How New Money Market Fund Rules Will Impact the Dollar
If the London Interbank Borrowing Rate was a musical artist, or an actor, or a sports team, we'd be calling 2016 its comeback year.
Not since the financial crisis of 2008 has Libor, to which almost $7 trillion of debt including mortgages, student loans and corporate borrowings, is pegged — experienced such a surge. The three-month U.S. dollar Libor rate has jumped from 0.61 percent at the start of the year to 0.87 percent currently — a 42 percent rise — ahead of money market reform that's due to come into effect on Oct. 14.
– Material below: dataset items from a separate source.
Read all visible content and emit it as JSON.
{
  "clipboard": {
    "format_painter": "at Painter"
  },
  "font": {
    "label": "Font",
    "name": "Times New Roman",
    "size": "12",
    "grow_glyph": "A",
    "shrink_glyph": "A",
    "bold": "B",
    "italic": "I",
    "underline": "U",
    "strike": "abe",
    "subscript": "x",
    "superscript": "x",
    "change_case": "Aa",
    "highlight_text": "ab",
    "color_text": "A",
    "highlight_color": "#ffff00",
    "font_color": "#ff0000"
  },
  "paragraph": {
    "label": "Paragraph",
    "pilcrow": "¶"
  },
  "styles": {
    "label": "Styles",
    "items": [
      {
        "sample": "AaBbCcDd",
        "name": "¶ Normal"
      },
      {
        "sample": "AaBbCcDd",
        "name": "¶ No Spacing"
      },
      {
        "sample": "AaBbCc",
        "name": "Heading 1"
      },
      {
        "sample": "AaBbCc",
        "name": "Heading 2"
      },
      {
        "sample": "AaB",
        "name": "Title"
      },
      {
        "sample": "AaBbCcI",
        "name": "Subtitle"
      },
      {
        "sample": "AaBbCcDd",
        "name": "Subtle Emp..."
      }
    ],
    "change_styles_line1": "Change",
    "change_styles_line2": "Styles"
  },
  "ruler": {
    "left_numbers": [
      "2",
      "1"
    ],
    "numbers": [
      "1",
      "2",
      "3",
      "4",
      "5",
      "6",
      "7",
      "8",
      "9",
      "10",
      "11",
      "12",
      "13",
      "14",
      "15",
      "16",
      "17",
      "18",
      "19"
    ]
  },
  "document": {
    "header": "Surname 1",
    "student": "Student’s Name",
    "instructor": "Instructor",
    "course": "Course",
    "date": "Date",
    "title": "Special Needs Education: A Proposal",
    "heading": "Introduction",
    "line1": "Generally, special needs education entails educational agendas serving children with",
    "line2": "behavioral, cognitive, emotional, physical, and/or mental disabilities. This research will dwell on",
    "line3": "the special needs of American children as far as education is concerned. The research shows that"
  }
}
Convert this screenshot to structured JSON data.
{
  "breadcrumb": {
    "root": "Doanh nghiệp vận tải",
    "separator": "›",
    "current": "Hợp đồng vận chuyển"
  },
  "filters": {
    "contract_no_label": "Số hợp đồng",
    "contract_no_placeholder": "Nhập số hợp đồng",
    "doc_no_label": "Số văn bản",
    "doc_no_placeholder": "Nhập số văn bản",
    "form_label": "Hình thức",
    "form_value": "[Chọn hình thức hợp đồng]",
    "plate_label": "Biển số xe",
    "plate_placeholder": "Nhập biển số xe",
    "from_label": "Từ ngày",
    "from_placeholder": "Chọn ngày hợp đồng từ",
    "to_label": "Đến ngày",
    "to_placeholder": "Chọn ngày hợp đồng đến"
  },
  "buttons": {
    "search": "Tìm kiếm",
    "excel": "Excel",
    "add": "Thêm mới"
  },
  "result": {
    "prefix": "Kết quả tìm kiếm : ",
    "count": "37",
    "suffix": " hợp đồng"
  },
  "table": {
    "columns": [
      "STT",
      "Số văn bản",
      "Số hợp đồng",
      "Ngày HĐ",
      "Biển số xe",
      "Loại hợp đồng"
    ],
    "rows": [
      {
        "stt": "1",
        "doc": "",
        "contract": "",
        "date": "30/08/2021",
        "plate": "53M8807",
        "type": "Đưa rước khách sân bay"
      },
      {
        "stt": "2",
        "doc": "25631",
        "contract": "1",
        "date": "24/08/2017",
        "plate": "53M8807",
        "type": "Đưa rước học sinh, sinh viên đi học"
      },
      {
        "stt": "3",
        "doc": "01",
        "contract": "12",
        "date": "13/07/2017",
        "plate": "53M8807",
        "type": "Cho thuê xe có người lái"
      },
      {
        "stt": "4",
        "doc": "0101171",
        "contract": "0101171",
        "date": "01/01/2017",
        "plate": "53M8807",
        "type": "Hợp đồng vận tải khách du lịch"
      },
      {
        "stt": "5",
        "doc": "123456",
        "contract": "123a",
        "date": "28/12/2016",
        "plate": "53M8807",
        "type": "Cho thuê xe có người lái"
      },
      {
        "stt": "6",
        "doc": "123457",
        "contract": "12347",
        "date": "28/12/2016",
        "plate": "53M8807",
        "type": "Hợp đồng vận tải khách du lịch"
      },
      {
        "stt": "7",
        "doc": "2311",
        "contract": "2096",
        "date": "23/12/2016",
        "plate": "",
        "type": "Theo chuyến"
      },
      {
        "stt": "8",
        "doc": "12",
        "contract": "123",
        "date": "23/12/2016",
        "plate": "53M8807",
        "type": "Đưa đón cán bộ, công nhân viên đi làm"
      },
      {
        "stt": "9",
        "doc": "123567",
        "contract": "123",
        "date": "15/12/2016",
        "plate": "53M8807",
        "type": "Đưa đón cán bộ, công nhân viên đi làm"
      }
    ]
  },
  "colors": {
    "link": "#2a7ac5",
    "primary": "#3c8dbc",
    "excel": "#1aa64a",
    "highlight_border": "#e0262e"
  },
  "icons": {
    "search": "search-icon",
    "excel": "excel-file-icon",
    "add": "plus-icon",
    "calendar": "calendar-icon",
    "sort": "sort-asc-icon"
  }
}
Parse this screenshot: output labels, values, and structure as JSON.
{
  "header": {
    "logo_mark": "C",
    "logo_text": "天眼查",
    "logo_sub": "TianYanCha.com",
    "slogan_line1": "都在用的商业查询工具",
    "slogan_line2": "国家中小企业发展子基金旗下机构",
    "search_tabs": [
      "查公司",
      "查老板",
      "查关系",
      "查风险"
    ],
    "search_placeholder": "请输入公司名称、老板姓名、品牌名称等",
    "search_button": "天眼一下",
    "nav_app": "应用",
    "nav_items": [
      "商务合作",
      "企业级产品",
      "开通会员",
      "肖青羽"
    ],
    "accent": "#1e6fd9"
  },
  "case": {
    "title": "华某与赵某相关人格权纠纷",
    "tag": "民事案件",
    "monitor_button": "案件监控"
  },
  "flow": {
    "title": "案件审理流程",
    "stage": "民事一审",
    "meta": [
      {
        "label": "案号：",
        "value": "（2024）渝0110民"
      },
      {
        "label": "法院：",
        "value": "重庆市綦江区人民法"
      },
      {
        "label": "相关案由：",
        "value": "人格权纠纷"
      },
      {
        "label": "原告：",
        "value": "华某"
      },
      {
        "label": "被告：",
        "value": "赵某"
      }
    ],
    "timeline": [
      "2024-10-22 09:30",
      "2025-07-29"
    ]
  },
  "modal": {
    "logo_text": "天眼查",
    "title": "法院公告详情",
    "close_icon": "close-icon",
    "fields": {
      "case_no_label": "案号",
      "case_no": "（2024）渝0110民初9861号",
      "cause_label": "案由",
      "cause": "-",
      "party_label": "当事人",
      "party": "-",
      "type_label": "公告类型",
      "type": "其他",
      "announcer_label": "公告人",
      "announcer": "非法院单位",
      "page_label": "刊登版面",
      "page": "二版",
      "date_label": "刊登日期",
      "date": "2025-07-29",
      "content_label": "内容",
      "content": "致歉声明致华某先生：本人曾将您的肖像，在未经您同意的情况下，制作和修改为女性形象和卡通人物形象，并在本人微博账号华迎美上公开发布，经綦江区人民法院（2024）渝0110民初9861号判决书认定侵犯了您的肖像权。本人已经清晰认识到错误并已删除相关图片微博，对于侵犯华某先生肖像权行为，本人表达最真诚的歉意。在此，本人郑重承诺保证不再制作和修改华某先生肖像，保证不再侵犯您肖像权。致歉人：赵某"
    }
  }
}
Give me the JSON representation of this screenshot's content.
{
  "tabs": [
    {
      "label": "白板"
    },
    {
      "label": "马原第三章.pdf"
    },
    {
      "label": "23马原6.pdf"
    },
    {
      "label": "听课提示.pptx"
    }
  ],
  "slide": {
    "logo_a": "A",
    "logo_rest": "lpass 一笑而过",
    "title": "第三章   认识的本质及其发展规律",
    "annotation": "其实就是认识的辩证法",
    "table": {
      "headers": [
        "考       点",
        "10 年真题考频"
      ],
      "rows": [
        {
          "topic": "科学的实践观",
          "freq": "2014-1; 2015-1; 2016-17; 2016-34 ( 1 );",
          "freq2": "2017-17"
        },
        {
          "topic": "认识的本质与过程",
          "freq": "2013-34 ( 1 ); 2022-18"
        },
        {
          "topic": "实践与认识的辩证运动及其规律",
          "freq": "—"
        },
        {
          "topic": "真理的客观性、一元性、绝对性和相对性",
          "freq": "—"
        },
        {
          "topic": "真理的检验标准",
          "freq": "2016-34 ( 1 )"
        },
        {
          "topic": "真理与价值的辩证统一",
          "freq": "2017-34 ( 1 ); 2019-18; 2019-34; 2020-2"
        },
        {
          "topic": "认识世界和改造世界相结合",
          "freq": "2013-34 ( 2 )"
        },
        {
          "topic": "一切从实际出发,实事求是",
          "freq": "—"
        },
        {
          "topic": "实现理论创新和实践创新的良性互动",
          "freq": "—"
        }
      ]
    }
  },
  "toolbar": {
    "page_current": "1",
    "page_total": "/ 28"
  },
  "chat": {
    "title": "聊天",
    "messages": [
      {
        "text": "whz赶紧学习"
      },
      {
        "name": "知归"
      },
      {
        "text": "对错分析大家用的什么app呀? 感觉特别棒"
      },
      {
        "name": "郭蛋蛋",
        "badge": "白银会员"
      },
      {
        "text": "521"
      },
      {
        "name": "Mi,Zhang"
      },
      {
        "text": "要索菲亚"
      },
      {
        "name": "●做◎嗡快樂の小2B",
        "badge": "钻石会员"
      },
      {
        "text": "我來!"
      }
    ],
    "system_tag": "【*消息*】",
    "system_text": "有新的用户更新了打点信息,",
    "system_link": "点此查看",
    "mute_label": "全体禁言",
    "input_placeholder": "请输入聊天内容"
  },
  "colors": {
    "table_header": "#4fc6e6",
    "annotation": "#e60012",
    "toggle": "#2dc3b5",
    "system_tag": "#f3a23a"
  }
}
The new rules require prime money market funds — an important source of short-term funding for banks and companies — to build up liquidity buffers, install redemption gates, and use 'floating' net asset values instead of a fixed $1-per-share price. While the changes are aimed at reinforcing a $2.7 trillion industry that exacerbated the financial crisis, they are also causing turmoil in money markets as big banks adjust to the new reality of a shrinking pool of available funding.
Some $1 trillion worth of assets have shifted from prime money market funds into government money market funds that invest in safer assets such as short-term U.S. debt,according to Bloomberg estimates. The exodus has driven up Libor rates as banks and other corporate entities compete to replace the lost funding.